Par la voix de sa présidente, le cdH revendique le portefeuille de l’enseignement au lendemain du scrutin, au nom de l’alternance idéologique. Outre que cette déclaration donne le diffus sentiment que les jeux sont joués d’avance, elle ne manquera pas, sans doute, d’inquiéter. En quoi un parti ayant apporté son soutien à la mise en place des décrets « inscriptions » et « mixité » peut-il se présenter comme le garant d’un renouveau du système ? La volte-face tardive de Madame Milquet, une fois avérés les échecs des décrets en question, cache mal une tentative piteuse de reprendre la main.

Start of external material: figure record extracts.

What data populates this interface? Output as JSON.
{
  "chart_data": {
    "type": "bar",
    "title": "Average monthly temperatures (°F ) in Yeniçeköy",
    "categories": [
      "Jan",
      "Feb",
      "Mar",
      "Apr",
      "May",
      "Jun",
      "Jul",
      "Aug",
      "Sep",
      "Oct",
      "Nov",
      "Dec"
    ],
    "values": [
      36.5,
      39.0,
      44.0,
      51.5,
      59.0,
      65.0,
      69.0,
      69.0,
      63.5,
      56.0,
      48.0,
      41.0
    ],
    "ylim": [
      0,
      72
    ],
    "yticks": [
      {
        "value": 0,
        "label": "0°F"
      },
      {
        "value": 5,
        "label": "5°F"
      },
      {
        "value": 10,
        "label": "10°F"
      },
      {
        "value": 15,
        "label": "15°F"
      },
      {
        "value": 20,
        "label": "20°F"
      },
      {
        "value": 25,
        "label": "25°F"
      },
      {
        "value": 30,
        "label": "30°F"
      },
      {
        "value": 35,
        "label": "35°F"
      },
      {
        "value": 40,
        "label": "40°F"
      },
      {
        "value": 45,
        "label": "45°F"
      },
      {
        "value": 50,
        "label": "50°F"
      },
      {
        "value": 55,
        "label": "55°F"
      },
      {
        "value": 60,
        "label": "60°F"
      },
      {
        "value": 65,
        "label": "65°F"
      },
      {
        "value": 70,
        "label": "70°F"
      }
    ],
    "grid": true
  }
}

Ecolo, au moins, affiche plus clairement son programme : supprimer la concurrence entre les écoles. Les Verts francophones estiment qu’il faut encore revaloriser un enseignement technique et professionnel, qui figure déjà parmi les plus coûteux du monde. Parler de « responsabilisation collective des acteurs scolaires » alors que l’irresponsabilité est, depuis des années, clairement du côté politique, ne manque pas de piquant. En supprimant la nécessaire émulation entre les établissements scolaires pour tirer le niveau vers le haut, Ecolo va contribuer à davantage dévaloriser les diplômes.
Pendant que les partis en campagne peaufinent leurs programmes pour revaloriser l’école, les parents sont de plus en plus nombreux à se tourner vers les filières parallèles pour assurer un avenir à leurs enfants. Selon le réseau Educadomo, une famille sur dix cherche de l’aide scolaire à l’extérieur, que ce soit auprès des écoles de devoirs ou des professeurs privés. Le voilà, le véritable signe de la déshérence de notre système d’éducation.
Liberté Chérie constate qu’à l’approche du scrutin régional, aucune formation politique n’est en mesure d’apporter de véritable réponse à ce problème qui touche au cœur de notre société.